The winning bid must ensure that any subsequent building, renovation, refurbishment and/or fitting out of the building complies with all applicable levels of heritage conservation and architectural protection required by this unique building. In addition, any intervention and action inside the building must conserve those elements deemed to be of special historical or heritage value.

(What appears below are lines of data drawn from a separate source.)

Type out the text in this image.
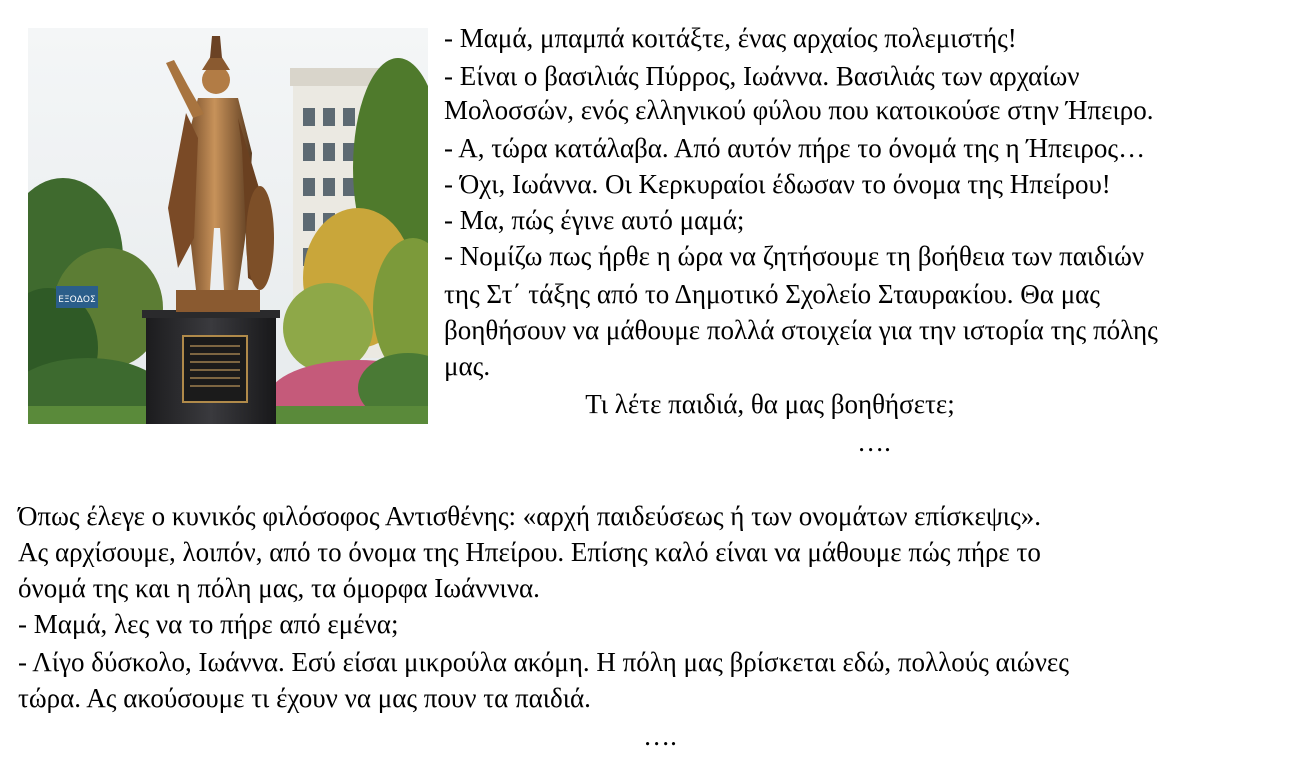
ΕΞΟΔΟΣ
- Μαμά, μπαμπά κοιτάξτε, ένας αρχαίος πολεμιστής!
- Είναι ο βασιλιάς Πύρρος, Ιωάννα. Βασιλιάς των αρχαίων
Μολοσσών, ενός ελληνικού φύλου που κατοικούσε στην Ήπειρο.
- Α, τώρα κατάλαβα. Από αυτόν πήρε το όνομά της η Ήπειρος…
- Όχι, Ιωάννα. Οι Κερκυραίοι έδωσαν το όνομα της Ηπείρου!
- Μα, πώς έγινε αυτό μαμά;
- Νομίζω πως ήρθε η ώρα να ζητήσουμε τη βοήθεια των παιδιών
της Στ΄ τάξης από το Δημοτικό Σχολείο Σταυρακίου. Θα μας
βοηθήσουν να μάθουμε πολλά στοιχεία για την ιστορία της πόλης
μας.
Τι λέτε παιδιά, θα μας βοηθήσετε;
….
Όπως έλεγε ο κυνικός φιλόσοφος Αντισθένης: «αρχή παιδεύσεως ή των ονομάτων επίσκεψις».
Ας αρχίσουμε, λοιπόν, από το όνομα της Ηπείρου. Επίσης καλό είναι να μάθουμε πώς πήρε το
όνομά της και η πόλη μας, τα όμορφα Ιωάννινα.
- Μαμά, λες να το πήρε από εμένα;
- Λίγο δύσκολο, Ιωάννα. Εσύ είσαι μικρούλα ακόμη. Η πόλη μας βρίσκεται εδώ, πολλούς αιώνες
τώρα. Ας ακούσουμε τι έχουν να μας πουν τα παιδιά.
….
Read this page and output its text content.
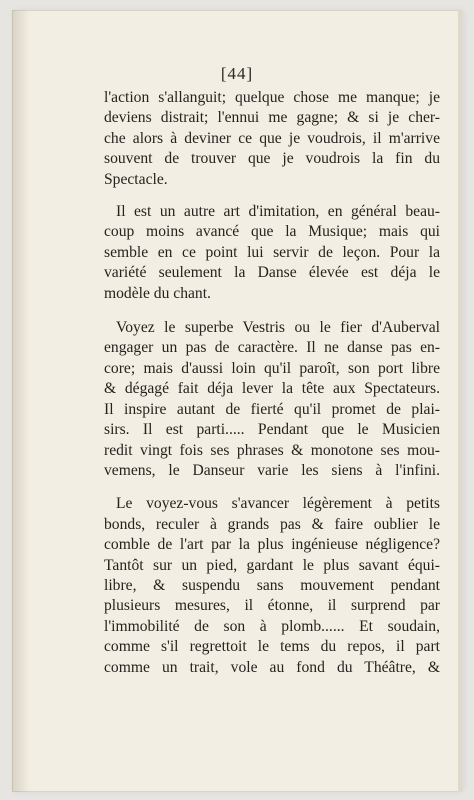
[44]

l'action s'allanguit; quelque chose me manque; je
deviens distrait; l'ennui me gagne; & si je cher-
che alors à deviner ce que je voudrois, il m'arrive
souvent de trouver que je voudrois la fin du
Spectacle.

Il est un autre art d'imitation, en général beau-
coup moins avancé que la Musique; mais qui
semble en ce point lui servir de leçon. Pour la
variété seulement la Danse élevée est déja le
modèle du chant.

Voyez le superbe Vestris ou le fier d'Auberval
engager un pas de caractère. Il ne danse pas en-
core; mais d'aussi loin qu'il paroît, son port libre
& dégagé fait déja lever la tête aux Spectateurs.
Il inspire autant de fierté qu'il promet de plai-
sirs. Il est parti..... Pendant que le Musicien
redit vingt fois ses phrases & monotone ses mou-
vemens, le Danseur varie les siens à l'infini.

Le voyez-vous s'avancer légèrement à petits
bonds, reculer à grands pas & faire oublier le
comble de l'art par la plus ingénieuse négligence?
Tantôt sur un pied, gardant le plus savant équi-
libre, & suspendu sans mouvement pendant
plusieurs mesures, il étonne, il surprend par
l'immobilité de son à plomb...... Et soudain,
comme s'il regrettoit le tems du repos, il part
comme un trait, vole au fond du Théâtre, &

The historic headquarters of the Port Authority are located on a plot of land with an approximate surface area of 2,000 m² and a constructed surface area of some 4,200 m². It is made up of two adjoining buildings connected to each other, namely the mansion at Campo Volantín no. 37 and the adjacent functional building at Huertas de la Villa no. 35. At present, this building complex is used by the Port Authority for residual purposes, given that its entire staff moved some years ago to the new offices in the Outer Abra, in the Santurtzi area, where most of the activity of the Port of Bilbao is concentrated.
126 years of history
In 1894, the architect Julián de Zubizarreta was commissioned to design the residence of the married couple José María de Olabarri y Massino and Manuela Zubiria e Ybarra, in an emblematic position on the Paseo del
Campo Volantín. Work on this “hotel”, a term of French origin that was frequently used for houses built in the last third of the 19th century, was completed in April 1897, and the Olabarri family moved in. The building is today one of the few remaining residential constructions on the Paseo del Campo Volantín.
After the Civil War, the building was home to the British Institute until 1952, when it was acquired by the Port Authority (at that time, the Board of Works of the Port) and enlarged by two of the most prestigious architects in Bilbao at that time, Manuel Galíndez and his nephew José María Chapa Galíndez.